Factures électroniques en entreprise : l’échéance de 2026 et les enjeux pour les PME
Par La rédaction de Magency3
Publié le juin 22, 2026

Imaginez que vous êtes à votre bureau, un matin ordinaire, lorsque vous ouvrez un e-mail de la Direction générale des Finances publiques. Le sujet ? Une réforme imminente qui va changer la manière dont vous gérez vos factures. Que vous soyez un entrepreneur individuel ou à la tête d’une PME, ce message est pour vous. Vous vous demandez peut-être ce que cela implique pour votre activité ? Plongeons dans le sujet pour découvrir les nouvelles exigences et comment vous pouvez vous y préparer.

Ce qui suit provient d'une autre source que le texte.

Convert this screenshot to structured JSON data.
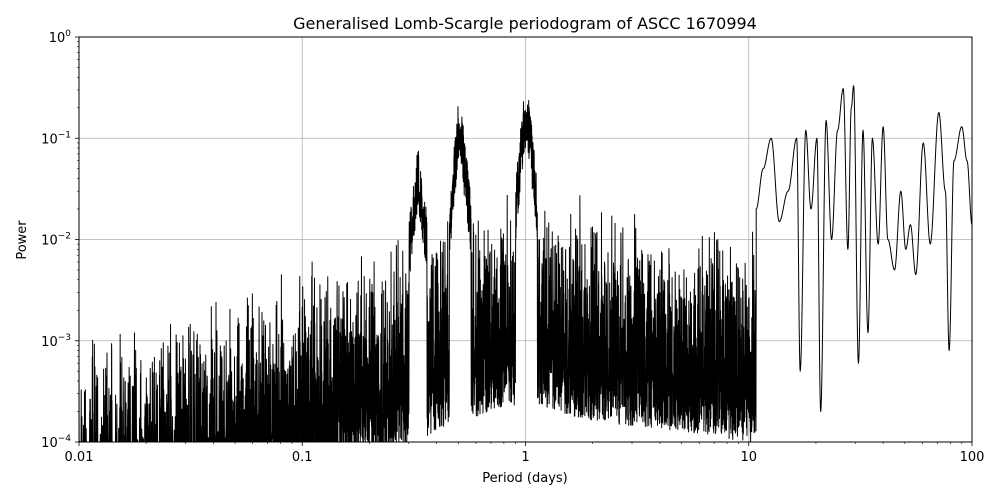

La Direction générale des Finances publiques a récemment envoyé un courriel à de nombreux professionnels, les informant de l’obligation de désigner une plateforme de réception pour les factures électroniques d’ici le 1er septembre 2026. Cette réforme vise à moderniser le système fiscal et à lutter contre la fraude à la TVA. En rendant obligatoire le passage par des plateformes agréées pour la gestion des transactions électroniques, l’État souhaite simplifier les déclarations et renforcer la traçabilité. Cet article décrypte les implications pour les entreprises françaises.
Les 3 infos clés
- Toutes les entreprises françaises devront être prêtes à recevoir des factures électroniques via une plateforme agréée à partir du 1er septembre 2026.
- Les auto-entrepreneurs et petites structures ont pour obligation de réception, tandis que les grandes entreprises doivent gérer à la fois l’émission et la réception de factures dès cette date.
- Les plateformes pour factures électroniques doivent être vérifiées sur la liste officielle de la DGFiP pour éviter les acteurs non agréés.
Obligations des entreprises et échéances à respecter
Afin de se conformer à la réforme, toutes les entreprises, quelle que soit leur taille, doivent être prêtes à recevoir des factures électroniques d’ici le 1er septembre 2026. Cette obligation s’applique à toutes les transactions entre entreprises établies en France.
Pour les auto-entrepreneurs et les petites structures, l’exigence actuelle se limite à la réception des factures. Cependant, les grandes entreprises et les entreprises de taille intermédiaire (ETI) doivent gérer à la fois l’émission et la réception dès la même date. À partir de septembre 2027, l’ensemble des entreprises devra être opérationnel pour émettre et recevoir des factures électroniques.
Choisir la bonne plateforme de facturation
Le choix de la plateforme est crucial pour garantir la conformité. Les entreprises doivent consulter la liste officielle des plateformes agréées, publiée par la DGFiP. Cette liste évolue régulièrement avec l’ajout de nouvelles plateformes homologuées.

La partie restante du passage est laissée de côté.